An diesem Abend bleibt es nicht bei gymnastischen Bewegungsabfolgen und getanzten Sequenzen, es wird gleichzeitig eine Menge gesprochen, auf Englisch, Französisch, Deutsch und Chinesisch. Ohne die Bewegungen zu unterbrechen, werden tanzgeschichtliche Ausflüge in die Vergangenheit gemacht und wir erfahren einiges über die Ursprünge des modernen Tanzes: Angefangen mit den 10er Jahren des 20. Jahrhunderts, als Emile Jacques-Dalcroze in Hellerau bei Dresden eine „Bildungsanstalt für Musik und Rhythmus“ gründete, wo die Rhythmische Gymnastik einen ganzheitlichen Ansatz verfolgte. Weiterhin bekommen wir Informationen über die deutsche Tänzerin und Schauspielerin Valeska Gert, die im Hinblick auf Emanzipation und weibliche Unabhängigkeit mit ihren Auftritten in den 20er Jahren in der Tanzästhetik Änderungen begründete. Und Josephine Baker wird erwähnt, die, obwohl sie aus den USA kam, in Paris mit einem afrikanischen Tanzpartner als Afrikanerin „inszeniert“ wurde.

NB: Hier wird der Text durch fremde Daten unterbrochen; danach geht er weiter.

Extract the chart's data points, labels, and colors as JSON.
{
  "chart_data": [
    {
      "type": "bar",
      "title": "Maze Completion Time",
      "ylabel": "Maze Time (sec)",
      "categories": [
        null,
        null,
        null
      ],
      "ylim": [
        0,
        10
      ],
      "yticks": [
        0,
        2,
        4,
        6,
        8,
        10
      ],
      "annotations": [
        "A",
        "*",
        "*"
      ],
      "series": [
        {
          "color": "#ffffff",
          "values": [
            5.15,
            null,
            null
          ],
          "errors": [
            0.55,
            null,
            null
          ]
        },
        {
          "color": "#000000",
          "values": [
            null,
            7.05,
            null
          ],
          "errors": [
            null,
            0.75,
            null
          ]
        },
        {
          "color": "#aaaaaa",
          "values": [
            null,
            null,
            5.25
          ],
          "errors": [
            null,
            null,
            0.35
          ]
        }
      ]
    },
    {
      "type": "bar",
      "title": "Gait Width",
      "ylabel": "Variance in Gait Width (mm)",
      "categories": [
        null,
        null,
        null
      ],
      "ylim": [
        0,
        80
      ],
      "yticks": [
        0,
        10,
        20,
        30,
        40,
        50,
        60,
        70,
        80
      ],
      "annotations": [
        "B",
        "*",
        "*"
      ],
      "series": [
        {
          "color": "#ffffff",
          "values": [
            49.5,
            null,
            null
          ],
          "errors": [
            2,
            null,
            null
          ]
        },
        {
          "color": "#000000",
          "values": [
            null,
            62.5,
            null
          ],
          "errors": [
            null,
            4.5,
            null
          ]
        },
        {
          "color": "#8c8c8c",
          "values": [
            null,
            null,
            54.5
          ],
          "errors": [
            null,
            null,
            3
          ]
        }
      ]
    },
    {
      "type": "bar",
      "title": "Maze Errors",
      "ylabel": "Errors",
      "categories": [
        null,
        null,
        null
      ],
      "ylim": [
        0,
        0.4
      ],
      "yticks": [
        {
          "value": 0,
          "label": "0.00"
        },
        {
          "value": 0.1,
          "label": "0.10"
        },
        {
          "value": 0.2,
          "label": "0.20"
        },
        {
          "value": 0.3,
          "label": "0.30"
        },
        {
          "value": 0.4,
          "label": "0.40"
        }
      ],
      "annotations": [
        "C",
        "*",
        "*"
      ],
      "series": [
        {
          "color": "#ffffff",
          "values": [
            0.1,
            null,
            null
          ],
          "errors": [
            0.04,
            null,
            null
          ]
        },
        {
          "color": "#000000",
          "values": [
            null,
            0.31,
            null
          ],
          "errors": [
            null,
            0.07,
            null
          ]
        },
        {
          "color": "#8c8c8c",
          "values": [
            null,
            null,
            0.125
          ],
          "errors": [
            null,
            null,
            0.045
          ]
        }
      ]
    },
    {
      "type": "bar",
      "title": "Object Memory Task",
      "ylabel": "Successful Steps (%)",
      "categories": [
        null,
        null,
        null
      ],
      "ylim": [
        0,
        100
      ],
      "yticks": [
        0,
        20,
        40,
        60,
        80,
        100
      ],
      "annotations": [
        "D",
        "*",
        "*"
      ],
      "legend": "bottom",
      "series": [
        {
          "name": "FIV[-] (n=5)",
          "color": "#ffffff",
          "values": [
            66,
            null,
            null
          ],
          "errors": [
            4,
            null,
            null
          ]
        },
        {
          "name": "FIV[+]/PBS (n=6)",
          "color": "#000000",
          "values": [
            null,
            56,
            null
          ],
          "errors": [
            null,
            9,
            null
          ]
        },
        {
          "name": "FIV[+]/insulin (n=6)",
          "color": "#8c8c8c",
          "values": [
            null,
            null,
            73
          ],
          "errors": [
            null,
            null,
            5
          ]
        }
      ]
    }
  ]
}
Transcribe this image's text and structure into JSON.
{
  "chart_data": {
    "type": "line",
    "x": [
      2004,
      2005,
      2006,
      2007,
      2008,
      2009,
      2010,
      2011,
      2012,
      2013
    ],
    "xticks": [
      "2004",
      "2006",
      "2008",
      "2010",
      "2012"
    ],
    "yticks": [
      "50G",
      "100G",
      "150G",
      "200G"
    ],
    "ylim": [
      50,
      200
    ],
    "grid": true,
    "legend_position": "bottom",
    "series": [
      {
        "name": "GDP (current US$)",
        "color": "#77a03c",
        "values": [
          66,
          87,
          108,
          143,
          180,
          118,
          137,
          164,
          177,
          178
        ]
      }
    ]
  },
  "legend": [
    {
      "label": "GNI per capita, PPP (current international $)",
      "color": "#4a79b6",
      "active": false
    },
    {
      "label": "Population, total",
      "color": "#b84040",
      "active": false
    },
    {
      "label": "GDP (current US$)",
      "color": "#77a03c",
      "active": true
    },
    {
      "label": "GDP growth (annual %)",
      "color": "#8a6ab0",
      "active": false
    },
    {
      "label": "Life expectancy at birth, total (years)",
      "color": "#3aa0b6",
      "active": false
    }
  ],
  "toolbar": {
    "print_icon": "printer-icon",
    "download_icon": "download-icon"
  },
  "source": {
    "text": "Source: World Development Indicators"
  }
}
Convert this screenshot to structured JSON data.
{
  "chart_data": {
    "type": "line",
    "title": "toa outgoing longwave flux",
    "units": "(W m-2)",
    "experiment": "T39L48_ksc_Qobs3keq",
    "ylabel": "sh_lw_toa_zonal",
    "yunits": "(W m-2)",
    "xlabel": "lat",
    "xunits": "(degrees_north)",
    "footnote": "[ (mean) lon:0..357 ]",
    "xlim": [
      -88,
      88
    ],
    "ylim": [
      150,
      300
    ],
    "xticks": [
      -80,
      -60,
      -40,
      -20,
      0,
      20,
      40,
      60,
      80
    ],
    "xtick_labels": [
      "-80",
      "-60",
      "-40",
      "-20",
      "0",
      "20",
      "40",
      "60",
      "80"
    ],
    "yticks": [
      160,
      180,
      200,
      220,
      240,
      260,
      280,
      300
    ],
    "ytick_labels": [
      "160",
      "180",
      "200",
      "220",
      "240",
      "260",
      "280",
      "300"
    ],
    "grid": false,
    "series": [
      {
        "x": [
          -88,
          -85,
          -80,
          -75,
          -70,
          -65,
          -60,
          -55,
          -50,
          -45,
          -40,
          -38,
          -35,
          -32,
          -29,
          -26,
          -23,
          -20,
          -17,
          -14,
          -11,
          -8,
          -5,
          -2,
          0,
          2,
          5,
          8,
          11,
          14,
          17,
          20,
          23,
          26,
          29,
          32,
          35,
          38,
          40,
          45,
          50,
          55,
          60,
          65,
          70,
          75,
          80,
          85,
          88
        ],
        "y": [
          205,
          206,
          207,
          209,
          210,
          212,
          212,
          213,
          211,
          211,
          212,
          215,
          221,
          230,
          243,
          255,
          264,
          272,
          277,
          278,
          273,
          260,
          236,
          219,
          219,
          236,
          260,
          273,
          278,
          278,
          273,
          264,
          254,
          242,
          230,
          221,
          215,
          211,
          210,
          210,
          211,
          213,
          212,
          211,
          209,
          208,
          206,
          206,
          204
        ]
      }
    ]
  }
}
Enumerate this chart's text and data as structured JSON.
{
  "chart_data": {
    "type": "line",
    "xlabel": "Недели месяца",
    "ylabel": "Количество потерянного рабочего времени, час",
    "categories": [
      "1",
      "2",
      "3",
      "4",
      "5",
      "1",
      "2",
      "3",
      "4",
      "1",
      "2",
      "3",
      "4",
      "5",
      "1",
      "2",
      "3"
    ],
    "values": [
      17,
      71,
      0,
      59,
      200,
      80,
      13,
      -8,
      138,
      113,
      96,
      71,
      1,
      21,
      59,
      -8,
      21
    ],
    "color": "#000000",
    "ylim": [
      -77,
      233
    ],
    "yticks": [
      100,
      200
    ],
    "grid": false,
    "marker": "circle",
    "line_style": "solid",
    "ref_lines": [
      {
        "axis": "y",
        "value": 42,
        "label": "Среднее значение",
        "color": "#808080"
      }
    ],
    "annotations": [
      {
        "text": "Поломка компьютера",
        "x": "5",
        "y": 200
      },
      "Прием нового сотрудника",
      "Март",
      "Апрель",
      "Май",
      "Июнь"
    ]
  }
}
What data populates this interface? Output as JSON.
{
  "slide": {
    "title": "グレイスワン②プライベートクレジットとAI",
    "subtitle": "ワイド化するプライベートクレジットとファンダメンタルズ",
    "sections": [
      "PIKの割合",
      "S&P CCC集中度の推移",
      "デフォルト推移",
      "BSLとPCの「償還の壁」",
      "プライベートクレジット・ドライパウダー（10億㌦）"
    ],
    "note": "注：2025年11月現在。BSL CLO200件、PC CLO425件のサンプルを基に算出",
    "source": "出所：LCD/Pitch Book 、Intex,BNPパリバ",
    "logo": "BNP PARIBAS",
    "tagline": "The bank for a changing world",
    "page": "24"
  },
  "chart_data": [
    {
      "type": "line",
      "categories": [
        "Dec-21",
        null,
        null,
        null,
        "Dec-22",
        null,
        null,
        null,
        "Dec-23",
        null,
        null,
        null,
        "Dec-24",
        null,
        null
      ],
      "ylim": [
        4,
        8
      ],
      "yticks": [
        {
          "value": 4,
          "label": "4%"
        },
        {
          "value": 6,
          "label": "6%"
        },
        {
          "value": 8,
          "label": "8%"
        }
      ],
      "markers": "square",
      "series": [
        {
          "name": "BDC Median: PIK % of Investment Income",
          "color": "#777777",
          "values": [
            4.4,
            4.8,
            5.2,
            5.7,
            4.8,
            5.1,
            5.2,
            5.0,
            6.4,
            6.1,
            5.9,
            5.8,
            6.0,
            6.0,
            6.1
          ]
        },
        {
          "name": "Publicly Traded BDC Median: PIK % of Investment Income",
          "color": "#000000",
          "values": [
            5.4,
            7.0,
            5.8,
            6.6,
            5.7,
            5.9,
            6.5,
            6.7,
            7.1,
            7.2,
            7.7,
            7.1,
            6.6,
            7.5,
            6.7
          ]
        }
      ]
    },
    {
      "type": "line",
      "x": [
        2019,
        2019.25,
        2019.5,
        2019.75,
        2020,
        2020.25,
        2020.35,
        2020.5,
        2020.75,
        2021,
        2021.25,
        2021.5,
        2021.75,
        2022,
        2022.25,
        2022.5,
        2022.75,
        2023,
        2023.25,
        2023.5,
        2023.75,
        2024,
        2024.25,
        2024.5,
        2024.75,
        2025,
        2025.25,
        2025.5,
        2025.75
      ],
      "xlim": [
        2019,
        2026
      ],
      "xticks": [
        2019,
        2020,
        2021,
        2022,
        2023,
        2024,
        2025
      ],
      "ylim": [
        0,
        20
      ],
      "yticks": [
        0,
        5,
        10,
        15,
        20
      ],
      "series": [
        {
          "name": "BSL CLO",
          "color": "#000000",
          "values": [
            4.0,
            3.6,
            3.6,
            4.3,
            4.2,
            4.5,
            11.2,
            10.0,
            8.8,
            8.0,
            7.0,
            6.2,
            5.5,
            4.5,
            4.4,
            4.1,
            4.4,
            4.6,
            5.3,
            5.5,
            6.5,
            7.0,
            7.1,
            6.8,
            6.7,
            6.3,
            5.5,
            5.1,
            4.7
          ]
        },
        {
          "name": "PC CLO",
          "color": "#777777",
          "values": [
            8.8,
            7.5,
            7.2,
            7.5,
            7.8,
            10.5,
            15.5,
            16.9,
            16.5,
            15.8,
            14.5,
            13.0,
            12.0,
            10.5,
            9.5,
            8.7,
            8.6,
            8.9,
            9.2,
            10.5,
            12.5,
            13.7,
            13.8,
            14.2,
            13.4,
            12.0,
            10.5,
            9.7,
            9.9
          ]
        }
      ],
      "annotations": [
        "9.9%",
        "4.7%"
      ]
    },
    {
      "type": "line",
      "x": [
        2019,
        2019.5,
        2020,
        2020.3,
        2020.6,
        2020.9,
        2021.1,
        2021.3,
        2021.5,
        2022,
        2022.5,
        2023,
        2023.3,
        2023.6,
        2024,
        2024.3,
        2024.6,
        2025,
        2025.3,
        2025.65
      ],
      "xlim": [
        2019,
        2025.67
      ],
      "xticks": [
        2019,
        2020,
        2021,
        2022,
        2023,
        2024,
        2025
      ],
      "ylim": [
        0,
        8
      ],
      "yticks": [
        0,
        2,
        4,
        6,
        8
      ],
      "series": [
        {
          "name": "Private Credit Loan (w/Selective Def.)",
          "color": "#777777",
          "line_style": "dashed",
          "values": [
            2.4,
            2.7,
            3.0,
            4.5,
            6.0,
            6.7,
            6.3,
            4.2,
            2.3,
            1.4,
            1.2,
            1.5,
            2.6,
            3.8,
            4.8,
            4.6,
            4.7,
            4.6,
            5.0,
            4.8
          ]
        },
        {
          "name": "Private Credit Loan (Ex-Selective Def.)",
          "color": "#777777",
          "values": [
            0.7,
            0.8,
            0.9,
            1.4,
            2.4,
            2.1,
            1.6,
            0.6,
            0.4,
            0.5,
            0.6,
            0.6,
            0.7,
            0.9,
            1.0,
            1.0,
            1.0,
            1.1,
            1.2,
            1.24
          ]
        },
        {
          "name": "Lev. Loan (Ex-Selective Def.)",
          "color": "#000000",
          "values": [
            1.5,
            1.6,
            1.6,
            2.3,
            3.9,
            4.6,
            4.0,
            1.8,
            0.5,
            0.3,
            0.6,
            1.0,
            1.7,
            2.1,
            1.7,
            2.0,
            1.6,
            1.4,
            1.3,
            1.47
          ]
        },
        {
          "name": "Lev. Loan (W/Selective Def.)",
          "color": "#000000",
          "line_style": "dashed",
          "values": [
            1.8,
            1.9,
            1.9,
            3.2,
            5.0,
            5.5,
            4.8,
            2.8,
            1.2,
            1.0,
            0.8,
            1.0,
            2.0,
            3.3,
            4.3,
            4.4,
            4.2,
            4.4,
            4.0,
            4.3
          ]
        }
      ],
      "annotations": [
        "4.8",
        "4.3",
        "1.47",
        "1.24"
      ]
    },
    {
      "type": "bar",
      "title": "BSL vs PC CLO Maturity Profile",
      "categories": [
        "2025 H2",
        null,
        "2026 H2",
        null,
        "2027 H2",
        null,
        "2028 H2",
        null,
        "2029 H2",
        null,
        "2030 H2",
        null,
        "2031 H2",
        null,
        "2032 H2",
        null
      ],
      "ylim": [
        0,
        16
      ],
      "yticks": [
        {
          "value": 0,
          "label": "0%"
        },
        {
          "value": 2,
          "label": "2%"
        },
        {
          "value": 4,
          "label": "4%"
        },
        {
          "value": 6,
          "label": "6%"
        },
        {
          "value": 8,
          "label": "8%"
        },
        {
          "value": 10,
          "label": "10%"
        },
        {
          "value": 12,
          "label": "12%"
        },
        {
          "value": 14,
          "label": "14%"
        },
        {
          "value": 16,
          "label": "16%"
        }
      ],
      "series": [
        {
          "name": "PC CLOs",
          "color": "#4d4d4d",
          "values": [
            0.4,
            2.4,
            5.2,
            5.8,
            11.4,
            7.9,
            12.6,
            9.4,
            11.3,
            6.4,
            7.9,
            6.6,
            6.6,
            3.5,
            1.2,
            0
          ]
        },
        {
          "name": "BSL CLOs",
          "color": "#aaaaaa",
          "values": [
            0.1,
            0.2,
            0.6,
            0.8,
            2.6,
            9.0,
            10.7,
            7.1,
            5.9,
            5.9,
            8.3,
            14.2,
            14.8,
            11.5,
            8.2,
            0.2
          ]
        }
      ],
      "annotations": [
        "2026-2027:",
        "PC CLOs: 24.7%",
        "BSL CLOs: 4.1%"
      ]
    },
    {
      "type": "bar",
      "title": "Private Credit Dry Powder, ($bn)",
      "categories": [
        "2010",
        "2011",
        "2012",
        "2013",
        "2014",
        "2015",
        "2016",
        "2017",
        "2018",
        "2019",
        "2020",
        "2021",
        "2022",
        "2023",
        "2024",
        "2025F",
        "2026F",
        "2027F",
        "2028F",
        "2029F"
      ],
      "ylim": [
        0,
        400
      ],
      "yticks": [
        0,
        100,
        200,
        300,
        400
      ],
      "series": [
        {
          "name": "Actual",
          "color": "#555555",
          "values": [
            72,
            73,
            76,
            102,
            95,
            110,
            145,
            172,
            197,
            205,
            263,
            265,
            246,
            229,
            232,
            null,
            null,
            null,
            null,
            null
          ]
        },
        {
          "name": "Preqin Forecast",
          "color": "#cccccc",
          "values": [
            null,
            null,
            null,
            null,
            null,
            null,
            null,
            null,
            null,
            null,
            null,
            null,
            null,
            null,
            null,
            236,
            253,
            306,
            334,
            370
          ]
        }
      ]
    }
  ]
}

Es geht in diesem Stück aber nicht vordergründig um die Anfänge des modernen Tanzes; es geht vor allem um Kategorisierungen, um Erwartungen und deren Erfüllung oder Nicht-Erfüllung. Eine Tänzerin spricht über die Rhythmische Gymnastik der 60er Jahre – eine Sportart für Frauen. Sie sollte 500 Gramm abnehmen, sonst sehe sie aus wie eine Kuh auf dem Eis und könne keine Karriere als Tänzerin machen. Ihr Fazit: „Let’s change this!“
Ein Tänzer in einem raschelnden papierartigen Kleid berichtet, dass man ihm immer wieder sagt, seine Bewegungen wären feminin. Für ihn selbst sind diese Bewegungen weder feminin noch maskulin. Die Gesellschaft kategorisiert seinen Tanzstil. Ihm geht es aber darum, seine Gefühle und sich selbst auszudrücken. Er tauscht sich mit einem anderen Tänzer über diese Vorgaben, wie man sich bewegen, verhalten, anziehen soll, aus – lauter Begrenzungen und Einschränkungen, die sich gegen jede Individualität richten. Zwei andere Tänzer sprechen darüber, dass es für viele Menschen ein abwegiger Gedanke sei, wenn ein heterosexueller Mann Tänzer ist.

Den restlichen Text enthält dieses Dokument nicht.